O cinema do século XXI é um travesti com um leve complexo de inferioridade. Também é, pode-se dizer, formado por um quadrado ou triângulo de referências básicas e latentes, de vértices com nomes, ou melhor, sobrenomes: Federico Fellini, Stanley Kubrick, Jean-Luc Godard, e por aí vai. Uma trinca, no caso, que os tempos modernos homenageiam e derivam muitas de suas glórias através das intervenções desse trio responsável, sobretudo, de muito da estrutura na qual essa arte se apoia, para o bem e para o mal. E do ponto de vista francês da miscelânea atual, cada vez menos, mas ainda bem vanguardista, a passagem do tempo parece ser mais explícita na carne, e não é pra menos. Se vem de lá a película mais antiga, faz sentido as rugas serem mais fundas na terra mãe de Georges Méliès.

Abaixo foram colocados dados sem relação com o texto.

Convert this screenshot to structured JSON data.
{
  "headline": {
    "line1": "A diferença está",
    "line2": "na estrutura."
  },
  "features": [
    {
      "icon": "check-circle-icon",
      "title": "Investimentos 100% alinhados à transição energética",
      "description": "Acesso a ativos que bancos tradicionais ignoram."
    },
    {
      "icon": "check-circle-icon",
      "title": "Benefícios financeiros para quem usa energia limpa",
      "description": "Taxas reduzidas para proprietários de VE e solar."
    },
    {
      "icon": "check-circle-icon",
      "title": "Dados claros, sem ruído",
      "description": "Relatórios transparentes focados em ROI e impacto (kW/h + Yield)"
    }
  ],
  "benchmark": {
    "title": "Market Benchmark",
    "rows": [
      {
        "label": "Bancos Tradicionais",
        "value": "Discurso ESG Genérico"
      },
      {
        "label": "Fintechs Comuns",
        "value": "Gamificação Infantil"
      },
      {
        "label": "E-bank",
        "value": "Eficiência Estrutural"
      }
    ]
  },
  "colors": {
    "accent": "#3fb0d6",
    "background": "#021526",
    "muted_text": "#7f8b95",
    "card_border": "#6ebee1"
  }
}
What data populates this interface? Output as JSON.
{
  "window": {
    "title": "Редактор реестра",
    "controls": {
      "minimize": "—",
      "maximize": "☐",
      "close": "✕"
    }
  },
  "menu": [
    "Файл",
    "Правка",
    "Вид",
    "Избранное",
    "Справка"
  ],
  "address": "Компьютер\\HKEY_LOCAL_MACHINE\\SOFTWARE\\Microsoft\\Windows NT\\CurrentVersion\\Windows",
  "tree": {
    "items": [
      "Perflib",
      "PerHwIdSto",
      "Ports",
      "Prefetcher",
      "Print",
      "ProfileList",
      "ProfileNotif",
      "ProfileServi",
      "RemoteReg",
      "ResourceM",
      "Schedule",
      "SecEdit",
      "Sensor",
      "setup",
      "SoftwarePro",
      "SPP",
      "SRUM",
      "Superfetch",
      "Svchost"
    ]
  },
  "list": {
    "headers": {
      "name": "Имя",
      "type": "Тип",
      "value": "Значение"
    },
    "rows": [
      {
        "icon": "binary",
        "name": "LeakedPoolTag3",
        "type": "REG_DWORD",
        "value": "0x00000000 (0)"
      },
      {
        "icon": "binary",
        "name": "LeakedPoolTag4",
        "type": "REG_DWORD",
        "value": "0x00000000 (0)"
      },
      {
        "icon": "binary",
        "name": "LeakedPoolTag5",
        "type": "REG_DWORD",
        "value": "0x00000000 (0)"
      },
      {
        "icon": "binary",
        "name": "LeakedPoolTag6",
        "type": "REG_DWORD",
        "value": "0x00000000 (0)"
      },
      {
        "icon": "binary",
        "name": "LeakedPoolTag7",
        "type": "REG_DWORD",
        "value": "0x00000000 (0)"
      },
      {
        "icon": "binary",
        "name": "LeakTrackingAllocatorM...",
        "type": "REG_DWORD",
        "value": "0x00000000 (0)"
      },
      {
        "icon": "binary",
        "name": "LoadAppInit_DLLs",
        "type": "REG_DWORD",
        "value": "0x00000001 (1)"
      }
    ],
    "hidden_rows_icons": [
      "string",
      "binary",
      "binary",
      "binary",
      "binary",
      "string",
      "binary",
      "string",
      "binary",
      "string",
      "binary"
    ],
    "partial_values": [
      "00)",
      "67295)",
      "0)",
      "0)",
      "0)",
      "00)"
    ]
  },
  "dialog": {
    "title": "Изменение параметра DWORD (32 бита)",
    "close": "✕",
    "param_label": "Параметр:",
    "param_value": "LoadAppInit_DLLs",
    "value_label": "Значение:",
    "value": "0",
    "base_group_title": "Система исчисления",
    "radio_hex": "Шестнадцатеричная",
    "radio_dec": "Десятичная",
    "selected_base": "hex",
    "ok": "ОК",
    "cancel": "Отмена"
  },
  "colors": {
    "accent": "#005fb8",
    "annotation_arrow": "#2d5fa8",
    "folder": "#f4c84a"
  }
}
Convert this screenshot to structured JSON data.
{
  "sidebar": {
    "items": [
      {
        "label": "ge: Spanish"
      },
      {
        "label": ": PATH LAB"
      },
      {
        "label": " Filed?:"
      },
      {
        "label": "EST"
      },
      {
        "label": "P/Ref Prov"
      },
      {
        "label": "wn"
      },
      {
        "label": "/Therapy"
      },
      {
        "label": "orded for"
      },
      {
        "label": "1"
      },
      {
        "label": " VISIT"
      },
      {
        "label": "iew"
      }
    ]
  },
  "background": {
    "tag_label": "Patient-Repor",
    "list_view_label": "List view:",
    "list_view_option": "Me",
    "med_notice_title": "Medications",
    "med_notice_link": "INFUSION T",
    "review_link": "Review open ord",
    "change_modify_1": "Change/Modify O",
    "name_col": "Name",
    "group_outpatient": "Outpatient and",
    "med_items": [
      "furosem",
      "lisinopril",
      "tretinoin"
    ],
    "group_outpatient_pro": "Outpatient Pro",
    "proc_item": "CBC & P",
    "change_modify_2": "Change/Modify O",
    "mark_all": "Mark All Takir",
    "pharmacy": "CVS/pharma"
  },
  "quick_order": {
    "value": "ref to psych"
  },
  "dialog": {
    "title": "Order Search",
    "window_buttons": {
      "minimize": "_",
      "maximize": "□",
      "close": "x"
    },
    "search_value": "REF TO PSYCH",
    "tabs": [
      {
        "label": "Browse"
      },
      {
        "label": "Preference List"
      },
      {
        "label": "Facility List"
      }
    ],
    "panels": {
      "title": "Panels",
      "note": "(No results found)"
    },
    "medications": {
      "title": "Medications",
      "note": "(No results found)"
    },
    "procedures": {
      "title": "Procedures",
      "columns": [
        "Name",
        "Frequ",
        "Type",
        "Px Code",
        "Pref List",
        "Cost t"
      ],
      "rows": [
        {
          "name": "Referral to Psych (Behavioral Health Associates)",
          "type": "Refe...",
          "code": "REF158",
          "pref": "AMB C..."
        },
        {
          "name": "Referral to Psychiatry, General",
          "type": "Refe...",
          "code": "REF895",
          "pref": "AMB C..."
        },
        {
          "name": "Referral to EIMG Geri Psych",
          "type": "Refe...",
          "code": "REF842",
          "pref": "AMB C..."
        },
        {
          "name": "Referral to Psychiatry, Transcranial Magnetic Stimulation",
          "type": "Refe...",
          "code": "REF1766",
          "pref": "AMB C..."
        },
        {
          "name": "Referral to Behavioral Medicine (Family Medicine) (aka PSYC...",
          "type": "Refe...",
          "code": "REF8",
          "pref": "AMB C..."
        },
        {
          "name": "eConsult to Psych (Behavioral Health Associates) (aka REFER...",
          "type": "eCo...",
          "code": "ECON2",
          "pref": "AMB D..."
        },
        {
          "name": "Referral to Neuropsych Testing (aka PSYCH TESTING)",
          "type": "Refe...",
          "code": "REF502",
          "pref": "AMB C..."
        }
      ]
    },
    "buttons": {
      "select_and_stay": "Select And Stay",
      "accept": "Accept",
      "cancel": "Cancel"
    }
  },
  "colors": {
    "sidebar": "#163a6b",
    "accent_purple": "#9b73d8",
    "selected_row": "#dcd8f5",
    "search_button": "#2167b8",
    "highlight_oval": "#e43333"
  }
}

Que responsabilidade pensa ter essa juventude; os bisnetos de Jean Renoir querendo fazer história.
Xavier Dolan, após Eu Matei a Minha Mãe e o tropeção merecido de Tom na Fazenda, conheceu aqui o próprio valor, ainda não imprescindível, e confia nele como só! Tenta amassar uvas para transformá-las em vinhos de qualidade, e os sabores de sua safra inicial de nada (quase não) ofendem os paladares mais exigentes, muito menos os nutridos e sedentos por novos padrões de comportamento, e coragem a tanto, é claro. Feito um Pedro Almodóvar que fala uma língua mais globalizada e bissexual, com a bandeira protetora e bem-vinda de uma nova geração de intenções e mentalidades diversificadas, calcadas na liberdade de criação e longe de ditaduras, imposições monogâmicas ou marcas severas na testa, as cores de Amores Imaginários ilustram a alma de Oscar Wilde em tempos mais libertários que o século XIX (e por vezes de libertinagem como contraste bizarro, à gosto do freguês). De qual outra maneira, senão ambígua e irrevogável, a sugestão de um trio amoroso seria acolhida em uma versão fetichista da França dos dias de hoje, refém dos experimentalismos cheios de vida de Fellini, dos matizes do design de Kubrick, e da poética revolucionária de Godard que tanto estão presentes no DNA atual, nas veias de um cinema que começa na telona e termina no YouTube?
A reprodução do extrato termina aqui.